Il malessere che lo aveva accompagnato dal risveglio sembrò
svanire quando si mise al passo del compagno per non perdere
terreno. Solo quando girarono l’angolo si accorse di avere il
fiato corto forse a causa della posizione innaturale della testa
che teneva abbassata sul petto per tagliare la forza del vento
che ora li investiva senza fare cerimonie. Aggirato un paio di
transenne e salutati due guardiani con un cenno del capo, Lynch
si infilò in una porticina di servizio proprio a metà della
facciata sinistra dell’edificio.
Appena dentro, Conan si liberò volentieri del cappotto e cercò
nelle ampie tasche le caramelle per combattere il mal di gola
che d'inverno portava sempre con sé. Alla loro destra si apriva
la soglia del bagno; Conan chiese un paio di minuti al suo
accompagnatore e vi entrò. Allo specchio si accorse di avere
entrambi gli occhi arrossati ed ebbe la nitida impressione che
la barba troppo lunga, nel tentativo di inghiottire le labbra
screpolate, disegnasse il volto di un uomo che non avrebbe
esitato a definire vetusto. Era sicuro che se gli fosse capitato
di trovare in un cassetto di casa quell’immagine stampata su di
una fotografia non ne avrebbe riconosciuto il proprio ritratto.
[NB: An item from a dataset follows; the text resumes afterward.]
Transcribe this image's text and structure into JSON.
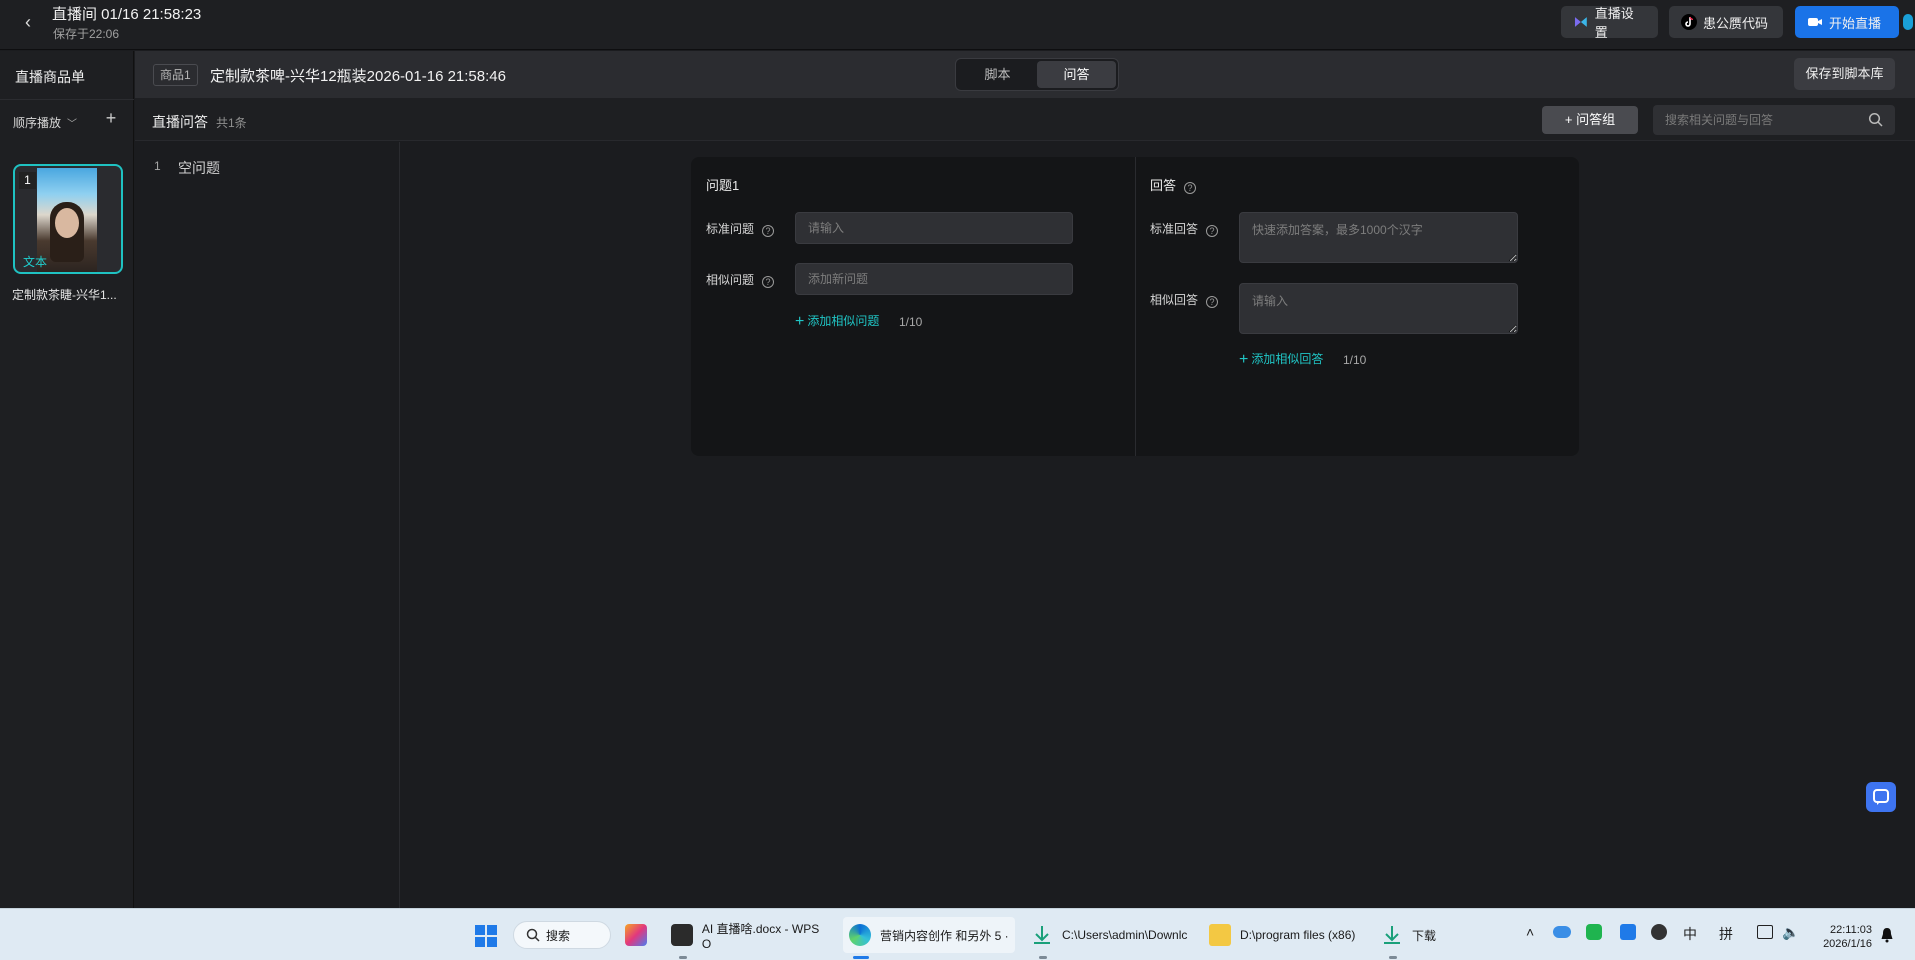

Dove erano finiti il suo smalto impeccabile, i suoi amabili
sorrisi, le risposte acute e fulminanti, la sua determinazione a
lottare contro le ingiustizie e a proteggere i più deboli? Non
era più tutto ciò da tanti anni ormai: un lento disfacimento del
suo corpo l'aveva disgregato. Ma soltanto allora se ne rendeva
conto.
Si rinfrescò per un lungo minuto, raggiunse il professor Lynch e
ripresero ad incedere, alla luce del corridoio che si apriva
davanti a loro, imboccarono una porta sulla sinistra e scesero
un paio di rampe di scale con quella sorprendente disinvoltura
che riesce a esibire solo chi intenda nascondere la propria
corpulenta stazza. Conan cercò di non scivolare sul marmo scuro
dei gradini. "Vedrai," gli disse Oscar, mentre lo aspettava al
termine della rampa "questa mattina ho telefonato a New York, a
Jonathan Harr, sai l'autore del libro Il Caravaggio perduto, e
gli ho confermato l’impressione che ho avuto guardando l’opera
la prima volta. Sono sicuro che rimarrai strabiliato da questa
scoperta!".
Ormai Lynch, accortosi delle incertezze di Conan, faceva solo un
paio di passi rapidi, poi si fermava ad aspettare e di nuovo
guadagnava terreno prima di fermarsi ancora. "Il viaggio sarà
stato sicuramente faticoso, spero che tu abbia riposato un po’"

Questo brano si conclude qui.